This is a test: (a) Spin doctors; (b) handlers; (c) programmers; (d) reinforcers; (e) instant analysts. Identify these professions as pertaining to (1) rocketry; (2) dog shows; (3) presidential debates; (4) tennis.
Few will fail. This is surprising. Everyone seems to know the lingo and its meaning: Showmen run national elections. To be sure, political hype and puffery are hardly new. Nor is cynicism about political campaigns. Aren’t prepackaged presidential candidates and debates just more of the old stuff? One pundit confirmed that the Bush-Quayle campaign manipulates voters “but the voters have always known they’re being manipulated. The problem is that most voters believe they are being manipulated by both sides, which they are.”
This makes it acceptable; everyone does it. Yet the distance between manipulation and a team of image specialists is roughly that between a hawker--"Get your cold beer here!"--and a million-dollar TV commercial. Once upon a time advertising, touting a product’s features, offered some minimal information--the item was this size, weight, price. No longer. In many television commercials the product has almost vanished; sometimes it is hardly mentioned. Is it designer jeans? Shampoo? Soda?

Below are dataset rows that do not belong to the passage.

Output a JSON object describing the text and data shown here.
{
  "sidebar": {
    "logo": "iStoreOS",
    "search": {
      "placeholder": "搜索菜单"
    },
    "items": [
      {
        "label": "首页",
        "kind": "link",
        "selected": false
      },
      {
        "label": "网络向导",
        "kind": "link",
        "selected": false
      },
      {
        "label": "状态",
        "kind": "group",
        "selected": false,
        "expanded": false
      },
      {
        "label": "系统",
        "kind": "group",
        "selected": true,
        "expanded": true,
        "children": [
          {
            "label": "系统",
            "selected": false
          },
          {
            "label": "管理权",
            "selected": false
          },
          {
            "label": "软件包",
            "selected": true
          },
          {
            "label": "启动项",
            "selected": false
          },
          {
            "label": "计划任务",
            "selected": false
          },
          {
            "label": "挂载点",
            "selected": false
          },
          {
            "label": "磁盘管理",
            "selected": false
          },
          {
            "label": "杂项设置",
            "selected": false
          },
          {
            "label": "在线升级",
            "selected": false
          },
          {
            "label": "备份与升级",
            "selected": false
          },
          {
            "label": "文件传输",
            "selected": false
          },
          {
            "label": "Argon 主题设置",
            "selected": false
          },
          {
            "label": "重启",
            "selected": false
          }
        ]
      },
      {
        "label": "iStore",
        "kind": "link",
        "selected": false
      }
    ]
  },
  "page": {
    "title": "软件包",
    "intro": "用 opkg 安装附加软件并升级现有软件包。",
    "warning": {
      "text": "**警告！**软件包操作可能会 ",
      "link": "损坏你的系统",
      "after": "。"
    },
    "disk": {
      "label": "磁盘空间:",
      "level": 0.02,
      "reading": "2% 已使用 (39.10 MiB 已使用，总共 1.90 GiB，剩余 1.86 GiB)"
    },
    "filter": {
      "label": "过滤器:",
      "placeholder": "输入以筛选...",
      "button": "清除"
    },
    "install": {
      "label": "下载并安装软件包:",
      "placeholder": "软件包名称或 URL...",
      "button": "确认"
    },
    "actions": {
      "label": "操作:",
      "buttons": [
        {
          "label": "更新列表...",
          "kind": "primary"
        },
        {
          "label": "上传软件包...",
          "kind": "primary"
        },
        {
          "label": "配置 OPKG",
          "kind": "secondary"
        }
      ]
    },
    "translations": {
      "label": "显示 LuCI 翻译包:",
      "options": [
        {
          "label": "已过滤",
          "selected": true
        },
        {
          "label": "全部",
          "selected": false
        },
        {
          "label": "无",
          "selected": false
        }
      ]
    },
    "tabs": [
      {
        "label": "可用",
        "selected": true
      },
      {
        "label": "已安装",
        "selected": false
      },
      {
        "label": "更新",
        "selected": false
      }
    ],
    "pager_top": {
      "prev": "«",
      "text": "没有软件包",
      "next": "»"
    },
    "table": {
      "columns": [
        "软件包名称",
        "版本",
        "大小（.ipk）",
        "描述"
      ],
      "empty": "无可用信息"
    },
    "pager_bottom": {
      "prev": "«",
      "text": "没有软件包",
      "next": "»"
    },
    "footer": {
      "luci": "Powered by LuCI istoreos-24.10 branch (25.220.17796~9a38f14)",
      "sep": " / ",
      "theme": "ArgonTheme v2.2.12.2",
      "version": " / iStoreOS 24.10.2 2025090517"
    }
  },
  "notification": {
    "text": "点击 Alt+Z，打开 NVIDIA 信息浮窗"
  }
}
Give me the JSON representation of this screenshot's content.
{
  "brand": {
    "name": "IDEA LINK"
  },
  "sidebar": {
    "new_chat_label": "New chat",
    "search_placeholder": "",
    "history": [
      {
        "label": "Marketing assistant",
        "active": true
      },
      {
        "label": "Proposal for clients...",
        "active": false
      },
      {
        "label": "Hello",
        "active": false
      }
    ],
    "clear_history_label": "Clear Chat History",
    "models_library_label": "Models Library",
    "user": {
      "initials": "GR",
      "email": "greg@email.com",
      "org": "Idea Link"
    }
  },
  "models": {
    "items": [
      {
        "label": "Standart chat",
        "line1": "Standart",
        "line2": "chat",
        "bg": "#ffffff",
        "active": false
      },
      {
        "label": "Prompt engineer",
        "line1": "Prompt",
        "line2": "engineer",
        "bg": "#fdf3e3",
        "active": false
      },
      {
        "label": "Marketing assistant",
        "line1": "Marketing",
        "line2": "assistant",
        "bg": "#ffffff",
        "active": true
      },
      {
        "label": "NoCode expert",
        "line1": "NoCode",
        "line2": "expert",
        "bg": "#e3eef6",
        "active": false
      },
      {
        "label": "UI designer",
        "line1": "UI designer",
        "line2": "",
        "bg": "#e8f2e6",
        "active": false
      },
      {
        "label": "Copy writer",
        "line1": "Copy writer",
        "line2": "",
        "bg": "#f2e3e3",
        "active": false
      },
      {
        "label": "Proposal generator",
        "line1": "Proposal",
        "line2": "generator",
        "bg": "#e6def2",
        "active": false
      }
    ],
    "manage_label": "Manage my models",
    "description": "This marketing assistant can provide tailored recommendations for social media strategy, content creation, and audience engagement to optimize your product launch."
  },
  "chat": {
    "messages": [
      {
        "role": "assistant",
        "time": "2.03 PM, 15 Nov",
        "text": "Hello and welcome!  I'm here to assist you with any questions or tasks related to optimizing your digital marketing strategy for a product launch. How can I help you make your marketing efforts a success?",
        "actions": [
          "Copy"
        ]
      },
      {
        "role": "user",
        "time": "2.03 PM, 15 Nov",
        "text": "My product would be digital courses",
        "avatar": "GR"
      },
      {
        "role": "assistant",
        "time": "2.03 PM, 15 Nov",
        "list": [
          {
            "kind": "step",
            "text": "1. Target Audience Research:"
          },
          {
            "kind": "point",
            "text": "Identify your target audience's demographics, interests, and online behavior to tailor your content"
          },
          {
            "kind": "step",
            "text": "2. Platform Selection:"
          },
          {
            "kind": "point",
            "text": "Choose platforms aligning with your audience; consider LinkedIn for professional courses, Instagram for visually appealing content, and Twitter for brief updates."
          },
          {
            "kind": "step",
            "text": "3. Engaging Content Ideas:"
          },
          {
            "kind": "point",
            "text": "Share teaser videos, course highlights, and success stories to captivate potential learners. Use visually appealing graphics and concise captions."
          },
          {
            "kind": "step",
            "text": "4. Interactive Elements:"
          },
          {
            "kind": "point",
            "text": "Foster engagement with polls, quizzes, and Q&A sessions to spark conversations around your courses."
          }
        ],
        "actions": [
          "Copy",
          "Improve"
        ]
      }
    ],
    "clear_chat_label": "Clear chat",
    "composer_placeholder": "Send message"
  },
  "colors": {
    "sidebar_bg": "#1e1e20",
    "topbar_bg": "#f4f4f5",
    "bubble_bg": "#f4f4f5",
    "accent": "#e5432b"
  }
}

Or is it a vice presidential candidate? Images swarm about the candidate. For the Bush campaign, Dan Quayle represents a young, dynamic, future-oriented generation. What does this mean? Does he have a youthful idea? Is he against traditions or an older generation? It is impossible to know. Quayle’s every movement is calculated, plotted, premeditated. Spontaneity is the greatest curse, the greatest fear; it might reveal something.
Advertising agencies entered national elections with Dwight D. Eisenhower, but they hardly played a role. Ike also picked a vice presidential candidate allergic to television, Richard Nixon. Ronald Reagan, a Hollywood actor, chose George Bush. Bush picked Quayle. Is this a progression or a regression? Nixon’s tortured relationship to the mass media originated from his political history and his shifting, even shifty, position. Quayle’s difficulties arise from no history and no position. Reagan selected Bush to complement his ticket. Bush tapped Quayle not to be overshadowed.
About 32 million viewers checked out the vice presidential debate; a zillion commentators analyzed it. Cynicism about national elections is also a pretense; the disappointment was palpable. Few expected great things but everyone expected something. It was hardly satisfying to learn that Quayle did not fall on his face or that he could string together two sentences. Since nothing happened or was said, opinion-makers could only ponder how the candidates were perceived. Everyone looks over someone’s shoulder and sees the same things in a hall of mirrors. People can think for themselves but there’s nothing to think when they’re only refracting images.
Polling ratifies and perpetuates the cultural claustrophobia. People are asked which candidate appears “presidential” or “vice presidential.” They can only respond to the pictures served up. Media experts analyze the polls and fine-tune their candidate. New images are bounced off the populace and re-analyzed. The system works, except political discourse evaporates. With Dan Quayle this process seems complete--too complete. Even the least probing voters sense they are being robbed. There is nothing there.
The democratic process requires real choices. By selecting a non-threatening running mate, Bush threatened the minimal diversity that the American system usually sustains. He may have also outsmarted himself. Even in advertising, relentless hype irritates.
If national campaigns merge with advertising, perhaps they can learn from Madison Avenue’s failures. Detroit perfected its image by lavishly extolling its youthful, fast, comfortable cars. The commercials became slicker and sexier, the cars more inefficient, oversized, poorly designed. Detroit lost its customers. Might this be the future of American elections--more and more media managers and fewer and fewer voters?
“The Selling of the President,” which surveyed Nixon’s television campaign, was published 20 years ago. Joe McGinnis, its author, recently recalled what led to its writing. He overheard an advertising executive say that his agency had landed the “Humphrey account.” Puzzled, McGinnis learned that Hubert Humphrey, then the vice president, had retained the agency to help create a winning image. “A week earlier I’d been in Los Angeles,” McGinnis recounts, “because a leader (Robert Kennedy) of potentially heroic dimensions had been slain. Now I was hearing an ad man say he’d be selling Hubert Humphrey to America like so much toothpaste or detergent.” In 1988 it would be naive to express alarm over this development; it would also be cynical to think that it had done no damage. Political discourse is becoming a memory, elections a charade. Even the most serene might shudder at the prospect of President Quayle amid his handlers and programmers.